Page 48 of A Duke's Keeper


Font Size:

“A good girl never brings up weighty topics.” “A good girl is always agreeable and pleasant.”

Her mother’s rules slowly seeped poison into her dream, tainting the beautiful image she’d concocted. Camille screamed, letting her limp pillow muffle the sound. How many nights had she lain awake as a child, fantasizing about her father’s home at Camine Manor and a lovely garden in which she would take afternoon tea?

Renard’s offer had been tempting, if only for a real image of a duke’s home to occupy her mind.

She couldn’t understand him. He’d bought her an expensive gift, lured her into fictitious dreams of a future, but he hadn’t once implied her workplace was unsuitable or that he would set her up in a flat in town.

If he acted like any other gentleman and encouraged a mutual physical relationship, she’d understand his expectations. But he’d made no demands, set no expectations. He’d as much as said he’d taken no time to consider the matter. But hehadoffered himself and that which held value to him, almost as if he was asking for more without realizing.
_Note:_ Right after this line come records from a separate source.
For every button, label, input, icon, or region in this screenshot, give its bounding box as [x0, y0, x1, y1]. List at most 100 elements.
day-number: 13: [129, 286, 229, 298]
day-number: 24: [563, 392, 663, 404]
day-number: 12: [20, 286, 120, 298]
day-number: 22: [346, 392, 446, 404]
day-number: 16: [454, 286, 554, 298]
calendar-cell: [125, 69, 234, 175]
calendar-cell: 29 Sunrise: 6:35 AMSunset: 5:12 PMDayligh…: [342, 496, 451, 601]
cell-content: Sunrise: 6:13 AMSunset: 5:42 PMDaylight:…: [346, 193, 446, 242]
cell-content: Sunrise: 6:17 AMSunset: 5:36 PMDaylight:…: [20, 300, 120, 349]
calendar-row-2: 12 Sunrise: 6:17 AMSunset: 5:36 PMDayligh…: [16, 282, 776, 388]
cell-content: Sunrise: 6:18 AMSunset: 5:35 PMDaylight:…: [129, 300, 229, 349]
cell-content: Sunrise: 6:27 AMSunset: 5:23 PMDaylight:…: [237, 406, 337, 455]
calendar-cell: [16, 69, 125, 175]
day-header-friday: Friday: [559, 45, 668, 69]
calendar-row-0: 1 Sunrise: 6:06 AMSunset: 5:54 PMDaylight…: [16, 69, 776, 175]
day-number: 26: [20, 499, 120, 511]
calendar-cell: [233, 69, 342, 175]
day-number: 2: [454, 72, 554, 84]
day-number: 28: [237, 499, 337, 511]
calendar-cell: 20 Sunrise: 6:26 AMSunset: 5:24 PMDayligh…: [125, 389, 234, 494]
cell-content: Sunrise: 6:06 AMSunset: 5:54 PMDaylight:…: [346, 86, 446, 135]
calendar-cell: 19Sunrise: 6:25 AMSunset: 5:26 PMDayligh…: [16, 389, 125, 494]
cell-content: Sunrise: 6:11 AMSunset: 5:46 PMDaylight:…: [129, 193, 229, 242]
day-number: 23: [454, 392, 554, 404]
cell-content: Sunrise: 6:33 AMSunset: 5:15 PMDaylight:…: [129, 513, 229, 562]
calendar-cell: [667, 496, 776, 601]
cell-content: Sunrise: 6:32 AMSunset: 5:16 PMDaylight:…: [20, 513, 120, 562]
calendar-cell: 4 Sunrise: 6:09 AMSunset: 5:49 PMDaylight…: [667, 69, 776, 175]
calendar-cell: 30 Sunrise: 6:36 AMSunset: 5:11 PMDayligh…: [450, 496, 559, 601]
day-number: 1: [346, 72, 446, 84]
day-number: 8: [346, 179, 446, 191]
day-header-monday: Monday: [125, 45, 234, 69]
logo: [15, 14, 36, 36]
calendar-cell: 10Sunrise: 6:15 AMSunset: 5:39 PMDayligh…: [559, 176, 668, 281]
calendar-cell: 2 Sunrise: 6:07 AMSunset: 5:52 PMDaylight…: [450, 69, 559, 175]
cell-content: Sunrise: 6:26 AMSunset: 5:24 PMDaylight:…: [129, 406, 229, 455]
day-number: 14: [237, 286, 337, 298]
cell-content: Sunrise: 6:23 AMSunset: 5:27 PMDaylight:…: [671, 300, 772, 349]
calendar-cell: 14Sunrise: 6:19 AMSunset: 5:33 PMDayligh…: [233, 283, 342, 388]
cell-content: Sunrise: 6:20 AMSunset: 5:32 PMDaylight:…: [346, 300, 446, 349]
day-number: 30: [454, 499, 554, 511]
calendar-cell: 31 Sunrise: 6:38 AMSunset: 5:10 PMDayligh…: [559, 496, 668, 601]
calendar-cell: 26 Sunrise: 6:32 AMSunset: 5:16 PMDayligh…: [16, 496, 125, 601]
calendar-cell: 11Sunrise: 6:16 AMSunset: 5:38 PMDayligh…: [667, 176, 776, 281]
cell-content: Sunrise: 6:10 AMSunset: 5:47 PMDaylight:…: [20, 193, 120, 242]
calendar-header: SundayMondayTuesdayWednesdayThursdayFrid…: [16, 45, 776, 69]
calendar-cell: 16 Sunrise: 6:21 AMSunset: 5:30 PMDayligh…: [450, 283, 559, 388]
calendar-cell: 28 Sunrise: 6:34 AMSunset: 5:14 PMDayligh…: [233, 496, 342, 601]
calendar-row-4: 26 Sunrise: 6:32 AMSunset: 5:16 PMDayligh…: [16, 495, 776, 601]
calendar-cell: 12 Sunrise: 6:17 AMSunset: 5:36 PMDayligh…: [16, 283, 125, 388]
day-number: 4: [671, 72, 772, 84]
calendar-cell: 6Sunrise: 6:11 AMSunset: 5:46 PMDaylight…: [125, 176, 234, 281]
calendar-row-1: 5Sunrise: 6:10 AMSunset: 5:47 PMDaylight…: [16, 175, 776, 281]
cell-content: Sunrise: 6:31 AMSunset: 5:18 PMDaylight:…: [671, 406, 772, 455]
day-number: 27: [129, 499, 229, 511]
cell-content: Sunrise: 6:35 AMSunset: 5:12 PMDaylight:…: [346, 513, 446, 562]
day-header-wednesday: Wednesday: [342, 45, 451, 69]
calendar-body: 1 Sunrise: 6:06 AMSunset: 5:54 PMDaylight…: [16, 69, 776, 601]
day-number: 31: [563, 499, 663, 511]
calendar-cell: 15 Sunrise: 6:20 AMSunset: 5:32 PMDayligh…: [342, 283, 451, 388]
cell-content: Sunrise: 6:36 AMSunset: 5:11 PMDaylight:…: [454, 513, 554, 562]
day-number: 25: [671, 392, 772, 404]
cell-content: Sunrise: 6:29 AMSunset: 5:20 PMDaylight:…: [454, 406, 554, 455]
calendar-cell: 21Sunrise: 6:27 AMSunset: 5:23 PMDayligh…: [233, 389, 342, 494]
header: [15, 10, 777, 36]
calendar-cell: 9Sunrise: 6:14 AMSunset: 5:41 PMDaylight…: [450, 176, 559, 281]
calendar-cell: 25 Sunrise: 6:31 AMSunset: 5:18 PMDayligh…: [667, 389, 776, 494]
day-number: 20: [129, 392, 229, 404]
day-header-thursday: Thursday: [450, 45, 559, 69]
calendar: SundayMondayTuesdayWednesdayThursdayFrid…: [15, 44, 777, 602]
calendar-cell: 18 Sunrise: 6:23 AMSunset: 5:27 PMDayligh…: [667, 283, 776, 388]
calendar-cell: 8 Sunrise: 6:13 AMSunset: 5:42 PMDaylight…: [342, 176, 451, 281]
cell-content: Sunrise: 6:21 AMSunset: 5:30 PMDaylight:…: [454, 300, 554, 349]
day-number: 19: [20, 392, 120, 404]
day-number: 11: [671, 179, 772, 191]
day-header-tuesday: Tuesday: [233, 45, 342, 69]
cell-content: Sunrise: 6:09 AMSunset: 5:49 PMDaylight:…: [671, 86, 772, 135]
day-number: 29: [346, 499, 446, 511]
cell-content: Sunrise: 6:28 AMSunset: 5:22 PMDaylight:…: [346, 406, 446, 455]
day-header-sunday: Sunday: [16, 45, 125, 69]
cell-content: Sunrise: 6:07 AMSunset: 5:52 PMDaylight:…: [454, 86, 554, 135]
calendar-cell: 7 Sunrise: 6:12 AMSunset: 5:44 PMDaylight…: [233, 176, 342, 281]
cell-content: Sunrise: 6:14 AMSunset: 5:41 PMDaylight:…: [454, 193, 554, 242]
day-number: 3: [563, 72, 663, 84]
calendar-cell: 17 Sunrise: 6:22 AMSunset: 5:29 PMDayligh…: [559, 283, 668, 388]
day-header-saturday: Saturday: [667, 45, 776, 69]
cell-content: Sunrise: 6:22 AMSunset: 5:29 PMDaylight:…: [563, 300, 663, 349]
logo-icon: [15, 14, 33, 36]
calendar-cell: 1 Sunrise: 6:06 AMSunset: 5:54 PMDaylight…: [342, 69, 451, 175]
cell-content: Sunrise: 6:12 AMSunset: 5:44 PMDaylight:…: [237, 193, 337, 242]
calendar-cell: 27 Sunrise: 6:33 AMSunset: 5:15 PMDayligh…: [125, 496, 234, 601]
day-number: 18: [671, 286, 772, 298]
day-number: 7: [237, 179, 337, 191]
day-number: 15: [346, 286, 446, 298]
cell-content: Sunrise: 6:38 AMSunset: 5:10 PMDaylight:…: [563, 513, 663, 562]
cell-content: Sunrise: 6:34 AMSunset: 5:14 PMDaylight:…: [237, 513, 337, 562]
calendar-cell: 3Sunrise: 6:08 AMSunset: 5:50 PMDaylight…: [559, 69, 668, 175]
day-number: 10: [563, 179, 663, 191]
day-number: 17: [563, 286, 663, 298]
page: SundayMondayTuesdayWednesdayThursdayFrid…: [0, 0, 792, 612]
No. She turned on her side and stared at the wall, letting the cracks and watermarks ground her back in reality, and willed her trail of thought to end. That way lay danger. Anything beyond their next rendezvous was satirical nonsense. He may glance over the logistics of what a real future between them looked like presently, but for how long?

She’d said he should take some time to think over their relationship, but the advice went both ways. Their time so far had been a whirlwind of passionate arguments and more passionate couplings. Despite the reprieve from her less-than-ideal circumstances, a wealthy and handsome duke didn’t fit into her future, no matter how her mind wandered into the realm of romance.

Marriage was out of the question, and she refused to be a kept woman like her mother, relying too much on a relationship that left her dependent and vulnerable without the freedom to walk around in society.

She curled into a ball and listened to her mother softly snoring in the other room, on a mattress of rags and torn curtains taken from the last of their possessions from the flat off Burkley Street, the house the duke had kept for his ‘dolls’ to stay in.

Camille bit the inside of her cheek to keep her next scream inside. How far they’d fallen; a year ago, they’d been living in a small but tidy home in a respectable neighborhood. Now they were lucky to share a two-room flat with the rest of the freezing vermin in St. Giles.

She watched a roach crawl across the floor and disappear through the gap under the door and shuddered. This was her life, a life mirrored by hundreds more in the surrounding buildings. People who had no way of dragging themselves from their hellish circumstances, not alone.

She was needed here.

The country, attachments, affections: they’d all have to wait. She had work to do.

Chapter Fourteen

Camille eyed Syd’sshifting gaze. “What’s the matter?”

The girl jolted from her search of the dark streets as if she’d forgotten Camille was there. “What? Nothing.” She shook her head and gave a reassuring grin, but a second later, her gaze slipped back to the alley shadows, her expression indecipherable with the sliver of moon overhead.

Camille stopped. She knew better than to ignore the nose of the ‘wolf.’ And she’d pay her week’s wages to distract herself with someone else’s drama. “Want to talk about it?”

Hearing her words repeated from the other night, Syd glanced her way, her grin flashing. “The streets feel off is all.”

Taking a moment to make her own assessment of their surroundings, Camille did have an odd sense of shifted intention in the air, a sense she should have noticed at once. Gone for less than three days and Renard’s absence was an unforgivable distraction. “What is it?”

“Don’t know.” Syd shook her head. “Probably a fight gone bad at the Sally Saloon. Anytime Lucien crawls out of his underground lair, the night walkers get jumpy and the rest make themselves scarce.”

“We should ask Lucien to venture into the streets more often. The Merrys could use a night off.”

“That’d be nice,” Syd said.

“But you don’t think that’s the reason for the quiet?”

“Probably nothing.” Syd stopped her fidgeting and shrugged. “Pops says I got a sense for trouble, but that sense rarely leads to anything.”

“Are the Merry Men still running thin?”

“With the fat purses in town, there’ve been pickpockets pinching the pockets of gentlemen when they visit one of the clubs by the harbor. Nothing unusual. Then there’re the white collars.”

Nothing like priests spouting about the pits of hell to make the sinners run for the steeples. “Think one in particular is causing a fuss?”

“Hard to tell. Some bloke’s been sniffing around, asking questions. Discreet, I’ll give him, but stuffed monkeys talk.”

Camille smiled at the pastry reference. The Jewish immigrants made a fruity dessert on par with English tarts.

There wasn’t a stone you could throw anywhere in the Houndsditch or Whitechapel rookeries without hitting at least two Jewish families who’d fled to London from East Europe, clumped together in unreasonable conditions just to make ends meet. Which also meant there was always someone watching.